White flickers in the sky over the highway picked out by the morning sun. Snowy Egrets are flocking, heading into the marsh to feed. A Plover flops around on the sand pretending injury. It draws our eyes from the ping pong ball sized fluff on stilts that are its young as they cruise across the beach to the safety of the dunes. A man and his children walk across the packed dirt soccer field as my train rumbles past. He sends his dog out after a flock of Canada Geese who freak as they scramble into the sky. Several other flocks of geese watch from the river. Great Blue Herons surround a marsh pool deciding which morsels will be their appetizers.

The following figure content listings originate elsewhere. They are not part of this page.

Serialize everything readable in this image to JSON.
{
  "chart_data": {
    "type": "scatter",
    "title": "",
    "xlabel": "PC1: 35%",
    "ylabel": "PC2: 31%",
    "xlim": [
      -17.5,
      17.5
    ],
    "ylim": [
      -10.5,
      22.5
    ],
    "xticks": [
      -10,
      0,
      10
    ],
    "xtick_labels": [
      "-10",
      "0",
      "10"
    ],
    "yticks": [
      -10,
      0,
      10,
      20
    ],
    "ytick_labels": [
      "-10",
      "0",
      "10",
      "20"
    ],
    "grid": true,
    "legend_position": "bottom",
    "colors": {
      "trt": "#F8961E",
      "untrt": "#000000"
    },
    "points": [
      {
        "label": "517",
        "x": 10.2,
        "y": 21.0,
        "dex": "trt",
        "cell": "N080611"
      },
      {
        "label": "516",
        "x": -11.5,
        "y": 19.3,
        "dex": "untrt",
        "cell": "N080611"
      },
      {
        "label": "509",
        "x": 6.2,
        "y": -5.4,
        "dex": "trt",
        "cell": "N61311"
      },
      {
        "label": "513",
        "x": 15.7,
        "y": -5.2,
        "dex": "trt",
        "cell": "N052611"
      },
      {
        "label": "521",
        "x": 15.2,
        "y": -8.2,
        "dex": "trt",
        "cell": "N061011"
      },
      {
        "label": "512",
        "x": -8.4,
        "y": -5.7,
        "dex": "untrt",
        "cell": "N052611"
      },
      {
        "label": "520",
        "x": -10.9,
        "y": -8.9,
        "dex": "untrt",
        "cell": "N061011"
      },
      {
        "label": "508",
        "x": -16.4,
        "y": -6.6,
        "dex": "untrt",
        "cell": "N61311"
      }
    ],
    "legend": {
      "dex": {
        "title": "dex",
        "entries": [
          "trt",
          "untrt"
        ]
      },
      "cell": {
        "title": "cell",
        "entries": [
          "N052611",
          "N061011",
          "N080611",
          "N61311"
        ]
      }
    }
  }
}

Migration is starting to happen. Hot as it may be and hard as it is to admit there are few weeks of summer left, one of the better times to be on the water is here.
Tuesday, July 13, 2010
8AM on a Sunday morning the tide is coming in and the sun is beating down. The river is brown with sediment kicked up by yesterday’s storms up river. Small fish and eels roil in the water as something larger comes calling, never quite breaking the surface itself. I am casting…hoping to catch whatever is cruising unseen. Luther eyes me as he wanders up, hugging the canal walls. He is looking for something easy to eat and watches me and my lure. He hops up on the granite ten feet away, examines my fishing technique for a bit then takes a nap, unimpressed. Cormorants are masters at fishing, I am not.
Luther’s sleep is deep, undisturbed by our setting out boats and prepping for a SUP class. He wakes again when the tide laps against his feet. He eyes us once more before settling back into the water for a final circuit of the landing and a mosey up river. He is an older, experienced bird sharing one last morning with us.